Some thoughts on No SQL
A problem at work led to me run a few quick queries to determine if MoSQL was the way to go, we had some legacy code constraints and some legacy skills constraints.
- https://www.sitepoint.com/sql-vs-nosql-differences/ a non judgemental review of comparative features, schemas and query complexity
- https://docs.mongodb.com/manual/tutorial/getting-started/ mongo’s documentation
- http://programmers.stackexchange.com/questions/54373/when-would-someone-use-mongodb-or-similar-over-a-relational-dbms – a good discussion which talks about activity profiling i.e. i/o and read write rates and physical design, and the hierarchical propensity of NoSQL solutions.
- http://stackoverflow.com/questions/441441/why-should-i-use-document-based-database-instead-of-relational-database – argues it depends upon your data, if tables are good then stick with relational, otherwise, if recursive or variable length or highly variously typed, maybe NoSQL is best, also if table size is large then index management overhead can be a problem for SQL, NoSQL don’t do joins, so if you have a multi table problem SQL, if you have one or two then maybe not, but see my unscientific SWAG below. Also once we are in a position that basically the data is optimised to be implemented as a key value pair, even if the value is a blog or text field then we are leaving the territory of RDBMS.

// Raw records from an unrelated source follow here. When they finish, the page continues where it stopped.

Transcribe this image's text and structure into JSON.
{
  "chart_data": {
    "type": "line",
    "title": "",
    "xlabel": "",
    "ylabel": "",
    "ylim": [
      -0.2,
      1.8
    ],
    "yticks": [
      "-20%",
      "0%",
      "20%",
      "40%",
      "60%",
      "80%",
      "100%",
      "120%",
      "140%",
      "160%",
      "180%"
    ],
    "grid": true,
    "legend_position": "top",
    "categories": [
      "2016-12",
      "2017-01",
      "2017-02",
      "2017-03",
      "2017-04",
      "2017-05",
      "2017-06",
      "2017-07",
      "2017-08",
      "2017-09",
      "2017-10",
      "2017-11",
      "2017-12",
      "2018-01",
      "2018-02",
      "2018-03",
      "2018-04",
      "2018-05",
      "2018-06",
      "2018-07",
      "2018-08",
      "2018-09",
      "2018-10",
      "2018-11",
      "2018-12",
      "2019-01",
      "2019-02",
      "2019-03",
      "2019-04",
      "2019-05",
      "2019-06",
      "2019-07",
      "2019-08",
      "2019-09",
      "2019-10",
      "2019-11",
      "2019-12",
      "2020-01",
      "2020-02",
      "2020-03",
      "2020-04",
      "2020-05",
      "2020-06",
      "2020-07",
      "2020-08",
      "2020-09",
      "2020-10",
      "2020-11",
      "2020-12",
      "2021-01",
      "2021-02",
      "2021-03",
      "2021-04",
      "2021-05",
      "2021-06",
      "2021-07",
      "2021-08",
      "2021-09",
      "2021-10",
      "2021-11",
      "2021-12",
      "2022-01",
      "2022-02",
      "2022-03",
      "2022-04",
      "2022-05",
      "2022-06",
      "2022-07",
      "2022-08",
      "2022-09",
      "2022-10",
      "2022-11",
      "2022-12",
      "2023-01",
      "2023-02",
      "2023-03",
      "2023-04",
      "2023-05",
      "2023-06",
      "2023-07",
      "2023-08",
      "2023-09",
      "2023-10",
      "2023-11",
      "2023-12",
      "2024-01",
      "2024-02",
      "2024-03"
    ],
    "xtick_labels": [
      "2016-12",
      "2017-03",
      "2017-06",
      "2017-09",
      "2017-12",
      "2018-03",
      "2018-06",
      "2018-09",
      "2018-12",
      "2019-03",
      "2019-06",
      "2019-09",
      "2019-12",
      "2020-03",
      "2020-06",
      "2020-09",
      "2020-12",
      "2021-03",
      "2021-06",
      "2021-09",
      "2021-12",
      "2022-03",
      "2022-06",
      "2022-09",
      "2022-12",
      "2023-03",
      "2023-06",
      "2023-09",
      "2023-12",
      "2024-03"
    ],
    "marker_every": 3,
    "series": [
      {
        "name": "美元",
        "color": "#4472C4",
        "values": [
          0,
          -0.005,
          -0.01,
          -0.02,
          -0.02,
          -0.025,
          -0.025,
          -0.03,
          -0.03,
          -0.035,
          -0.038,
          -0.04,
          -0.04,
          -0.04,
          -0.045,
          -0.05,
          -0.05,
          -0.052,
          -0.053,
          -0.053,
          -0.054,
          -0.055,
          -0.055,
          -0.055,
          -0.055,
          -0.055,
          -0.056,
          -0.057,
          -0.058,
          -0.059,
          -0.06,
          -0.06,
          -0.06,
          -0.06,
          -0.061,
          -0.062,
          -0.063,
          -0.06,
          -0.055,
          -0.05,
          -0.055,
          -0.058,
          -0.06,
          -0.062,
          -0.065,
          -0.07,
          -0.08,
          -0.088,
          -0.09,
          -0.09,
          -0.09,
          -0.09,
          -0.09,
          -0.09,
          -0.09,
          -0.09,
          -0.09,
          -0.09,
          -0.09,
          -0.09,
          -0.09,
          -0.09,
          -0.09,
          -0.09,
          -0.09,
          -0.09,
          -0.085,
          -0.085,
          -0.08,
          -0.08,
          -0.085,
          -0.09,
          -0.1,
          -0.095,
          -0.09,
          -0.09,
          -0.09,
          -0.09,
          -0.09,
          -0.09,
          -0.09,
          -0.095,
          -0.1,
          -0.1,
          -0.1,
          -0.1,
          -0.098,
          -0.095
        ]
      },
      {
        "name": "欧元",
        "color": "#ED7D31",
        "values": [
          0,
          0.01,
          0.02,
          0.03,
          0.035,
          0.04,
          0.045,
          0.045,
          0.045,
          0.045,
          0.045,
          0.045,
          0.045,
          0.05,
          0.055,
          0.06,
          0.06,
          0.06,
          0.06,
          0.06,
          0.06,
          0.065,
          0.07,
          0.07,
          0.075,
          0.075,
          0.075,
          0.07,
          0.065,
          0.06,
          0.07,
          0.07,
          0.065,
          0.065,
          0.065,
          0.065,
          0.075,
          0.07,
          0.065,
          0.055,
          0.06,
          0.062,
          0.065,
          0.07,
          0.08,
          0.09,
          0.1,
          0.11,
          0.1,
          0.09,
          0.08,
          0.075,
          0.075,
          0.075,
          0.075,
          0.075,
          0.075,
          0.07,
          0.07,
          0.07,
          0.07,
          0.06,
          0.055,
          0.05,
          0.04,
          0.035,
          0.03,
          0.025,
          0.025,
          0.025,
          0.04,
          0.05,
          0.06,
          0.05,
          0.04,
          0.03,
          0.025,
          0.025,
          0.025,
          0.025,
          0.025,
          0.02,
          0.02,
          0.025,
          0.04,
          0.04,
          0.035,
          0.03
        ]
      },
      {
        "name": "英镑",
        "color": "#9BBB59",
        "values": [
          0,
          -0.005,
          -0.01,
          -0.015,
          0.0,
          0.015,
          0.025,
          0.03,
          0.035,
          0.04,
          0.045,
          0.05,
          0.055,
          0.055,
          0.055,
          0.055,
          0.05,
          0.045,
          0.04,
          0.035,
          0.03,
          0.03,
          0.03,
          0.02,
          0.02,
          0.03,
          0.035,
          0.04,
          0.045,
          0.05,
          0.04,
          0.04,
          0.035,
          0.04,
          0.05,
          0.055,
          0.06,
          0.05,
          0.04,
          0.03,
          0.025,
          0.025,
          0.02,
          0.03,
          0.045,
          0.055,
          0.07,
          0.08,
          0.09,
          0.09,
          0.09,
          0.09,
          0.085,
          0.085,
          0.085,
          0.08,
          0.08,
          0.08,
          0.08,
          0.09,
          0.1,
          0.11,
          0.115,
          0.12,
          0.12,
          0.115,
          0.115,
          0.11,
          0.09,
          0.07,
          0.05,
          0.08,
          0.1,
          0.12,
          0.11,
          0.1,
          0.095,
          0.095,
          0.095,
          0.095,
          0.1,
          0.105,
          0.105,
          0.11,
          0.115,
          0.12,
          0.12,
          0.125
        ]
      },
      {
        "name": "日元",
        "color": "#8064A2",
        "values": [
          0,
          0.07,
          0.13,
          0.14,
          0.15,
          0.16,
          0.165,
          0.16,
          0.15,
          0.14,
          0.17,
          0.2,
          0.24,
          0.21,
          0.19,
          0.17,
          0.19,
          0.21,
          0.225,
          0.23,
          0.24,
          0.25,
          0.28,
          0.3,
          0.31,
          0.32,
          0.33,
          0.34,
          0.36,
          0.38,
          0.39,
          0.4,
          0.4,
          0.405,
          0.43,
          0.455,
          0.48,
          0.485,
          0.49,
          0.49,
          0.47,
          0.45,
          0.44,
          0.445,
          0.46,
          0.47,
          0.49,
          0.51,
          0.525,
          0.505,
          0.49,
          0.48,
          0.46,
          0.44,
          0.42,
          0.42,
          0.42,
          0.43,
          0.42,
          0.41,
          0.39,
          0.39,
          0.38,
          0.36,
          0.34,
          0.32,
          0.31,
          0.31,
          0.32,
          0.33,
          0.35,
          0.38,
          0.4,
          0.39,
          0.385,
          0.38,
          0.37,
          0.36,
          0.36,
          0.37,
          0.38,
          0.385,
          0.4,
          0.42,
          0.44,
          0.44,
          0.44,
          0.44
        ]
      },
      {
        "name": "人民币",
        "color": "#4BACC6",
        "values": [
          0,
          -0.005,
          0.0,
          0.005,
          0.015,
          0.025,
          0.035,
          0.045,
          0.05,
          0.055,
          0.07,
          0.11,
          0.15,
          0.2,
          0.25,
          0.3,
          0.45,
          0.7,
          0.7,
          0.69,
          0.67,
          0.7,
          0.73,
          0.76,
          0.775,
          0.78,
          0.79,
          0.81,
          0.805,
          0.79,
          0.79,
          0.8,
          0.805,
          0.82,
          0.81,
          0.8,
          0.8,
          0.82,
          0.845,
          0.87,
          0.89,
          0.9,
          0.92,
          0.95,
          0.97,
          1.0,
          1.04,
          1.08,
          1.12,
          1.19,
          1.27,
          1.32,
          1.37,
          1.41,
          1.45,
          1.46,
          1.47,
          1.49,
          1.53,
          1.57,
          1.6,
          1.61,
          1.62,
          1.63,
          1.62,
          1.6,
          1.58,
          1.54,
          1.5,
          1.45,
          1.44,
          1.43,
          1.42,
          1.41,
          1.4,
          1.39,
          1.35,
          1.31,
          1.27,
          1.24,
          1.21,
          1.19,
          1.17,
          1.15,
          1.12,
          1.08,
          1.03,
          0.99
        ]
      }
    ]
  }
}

- http://stackoverflow.com/questions/10087806/mongodb-access-through-sql-like-syntax – when and if to use SQL interfaces with mongoDB, the view would seem to be not! If you need SQL, then you shouldn’t be using Mongo.
- http://blog.nahurst.com/visual-guide-to-nosql-systems, Nathan Hurst has a go, using CAP as a selector; he has a rather terrific graphic, See below.
- http://blog.parityresearch.com/21-nosql-innovators-to-look-for-in-2020/ is a useful NoSQL review; it seems to have lifted from Nat Hursts work, and the credit link is broken.
- http://nosql-database.org/index.html claims to be Your Ultimate Guide to the Non-Relational Universe!
Dave’s Unscientific SWAG
From experience, I believe that 80% of an RDBMS database’s data will be held in one or two tables. The corollary is that they can get very big, so big as to be unmanageable and unre-organisable.
Don’t do Triples or Graphs unless there’s recursion.
A shared disk cluster is not a defence against network partition. (Are you sure?)
Here’s a great blog article, https://www.airpair.com/postgresql/posts/sql-vs-nosql-ko-postgres-vs-mongo which I found when looking for a picture to decorate this blog article, it starts with a discussion on CAP theorem, posits that distributed systems can’t be partition tolerant and so the CAP theorem choice is between consistency and availability. He agrees with me! Hooray. Identifying the CAP properties is a useful way of selecting databases.